ERIC Number: ED346742
Record Type: RIE
Publication Date: 1987
Do Dictionaries Help Students Write?
Examples are given of real lexical errors made by learner writers, and consideration is given to the way in which three learners' dictionaries could deal with the lexical items that were misused. The dictionaries were the "Oxford Advanced Learner's Dictionary," the "Longman Dictionary of Contemporary English," and the "Chambers Universal Learners' Dictionary." The question examined is what happens when a student consults a dictionary when uncertain about a choice of word or to understand why a word choice was marked wrong. It is noted that a major feature of learners' dictionaries is that they include grammatical and phonetic information to help learners produce language, but the lexical-semantic information in dictionaries provides little help in terms of language production or context.
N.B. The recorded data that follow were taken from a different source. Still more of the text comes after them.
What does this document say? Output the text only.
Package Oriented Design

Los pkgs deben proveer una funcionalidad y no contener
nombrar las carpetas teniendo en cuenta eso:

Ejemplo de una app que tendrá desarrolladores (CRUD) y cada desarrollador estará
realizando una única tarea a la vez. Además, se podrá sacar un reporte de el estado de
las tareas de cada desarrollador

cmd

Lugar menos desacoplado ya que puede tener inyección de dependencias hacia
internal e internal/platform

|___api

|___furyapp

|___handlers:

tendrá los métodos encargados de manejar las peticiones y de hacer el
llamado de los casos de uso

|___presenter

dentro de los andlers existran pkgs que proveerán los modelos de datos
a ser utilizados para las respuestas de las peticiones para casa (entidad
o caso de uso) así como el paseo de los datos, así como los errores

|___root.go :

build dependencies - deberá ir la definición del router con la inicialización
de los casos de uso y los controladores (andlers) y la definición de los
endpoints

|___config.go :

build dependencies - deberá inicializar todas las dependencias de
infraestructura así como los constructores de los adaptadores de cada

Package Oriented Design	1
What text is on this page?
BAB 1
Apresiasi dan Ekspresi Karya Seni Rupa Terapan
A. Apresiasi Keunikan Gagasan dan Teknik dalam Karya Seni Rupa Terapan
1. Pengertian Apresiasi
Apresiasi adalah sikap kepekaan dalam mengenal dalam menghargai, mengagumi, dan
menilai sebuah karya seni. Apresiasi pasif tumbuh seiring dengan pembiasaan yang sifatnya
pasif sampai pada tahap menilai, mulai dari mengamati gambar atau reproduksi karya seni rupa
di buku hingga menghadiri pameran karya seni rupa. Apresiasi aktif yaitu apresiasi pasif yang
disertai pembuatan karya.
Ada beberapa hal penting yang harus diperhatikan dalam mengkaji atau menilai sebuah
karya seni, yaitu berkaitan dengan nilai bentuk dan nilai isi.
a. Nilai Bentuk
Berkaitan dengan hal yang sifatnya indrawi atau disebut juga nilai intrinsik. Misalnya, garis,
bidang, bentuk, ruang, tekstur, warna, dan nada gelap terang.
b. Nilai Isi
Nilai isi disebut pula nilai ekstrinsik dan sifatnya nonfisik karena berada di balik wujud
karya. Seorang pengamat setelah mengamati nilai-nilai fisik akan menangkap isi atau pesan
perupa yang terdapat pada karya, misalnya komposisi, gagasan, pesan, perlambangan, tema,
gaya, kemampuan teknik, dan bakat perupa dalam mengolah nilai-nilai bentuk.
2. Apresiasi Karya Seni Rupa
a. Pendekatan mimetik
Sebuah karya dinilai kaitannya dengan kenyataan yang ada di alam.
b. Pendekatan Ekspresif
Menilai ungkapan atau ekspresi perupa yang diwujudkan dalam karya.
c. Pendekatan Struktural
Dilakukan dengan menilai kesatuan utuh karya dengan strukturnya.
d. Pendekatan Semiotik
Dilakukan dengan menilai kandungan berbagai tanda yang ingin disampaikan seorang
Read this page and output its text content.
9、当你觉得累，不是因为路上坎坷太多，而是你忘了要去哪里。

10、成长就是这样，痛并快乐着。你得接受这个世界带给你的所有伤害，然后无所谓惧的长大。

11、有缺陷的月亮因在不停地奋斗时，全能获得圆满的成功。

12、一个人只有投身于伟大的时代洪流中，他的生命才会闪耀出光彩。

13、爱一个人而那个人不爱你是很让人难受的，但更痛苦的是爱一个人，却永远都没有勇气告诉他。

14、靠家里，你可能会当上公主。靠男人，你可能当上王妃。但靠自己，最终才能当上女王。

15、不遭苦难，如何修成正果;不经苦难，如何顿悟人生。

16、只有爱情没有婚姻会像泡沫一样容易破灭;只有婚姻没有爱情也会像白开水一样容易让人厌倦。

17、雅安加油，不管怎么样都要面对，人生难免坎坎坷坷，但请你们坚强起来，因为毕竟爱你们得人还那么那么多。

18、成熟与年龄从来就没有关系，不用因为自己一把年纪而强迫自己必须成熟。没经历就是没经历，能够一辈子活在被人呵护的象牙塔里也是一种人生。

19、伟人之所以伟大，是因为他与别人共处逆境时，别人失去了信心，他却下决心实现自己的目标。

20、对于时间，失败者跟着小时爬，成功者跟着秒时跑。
Three types of lexical errors related to context are discussed: errors of register, collocational errors, and errors of meaning. It is concluded that dictionaries tend to be judged by the number of types of headwords listed and the ease with which the definitions can be understood; however, the three dictionaries examined are shown to seriously mislead the student even in the choice of comparatively common words. Suggestions are offered to guide dictionary makers in their compilation of any new production-oriented dictionary. Contains 7 references. (LB)
Publication Type: Speeches/Meeting Papers; Opinion Papers
Education Level: N/A
Authoring Institution: N/A
Note: In: Written Language: British Studies in Applied Linguistics 2. Papers from the Annual Meeting of the British Association for Applied Linguistics (Reading, England, September 1986); see FL 020 460.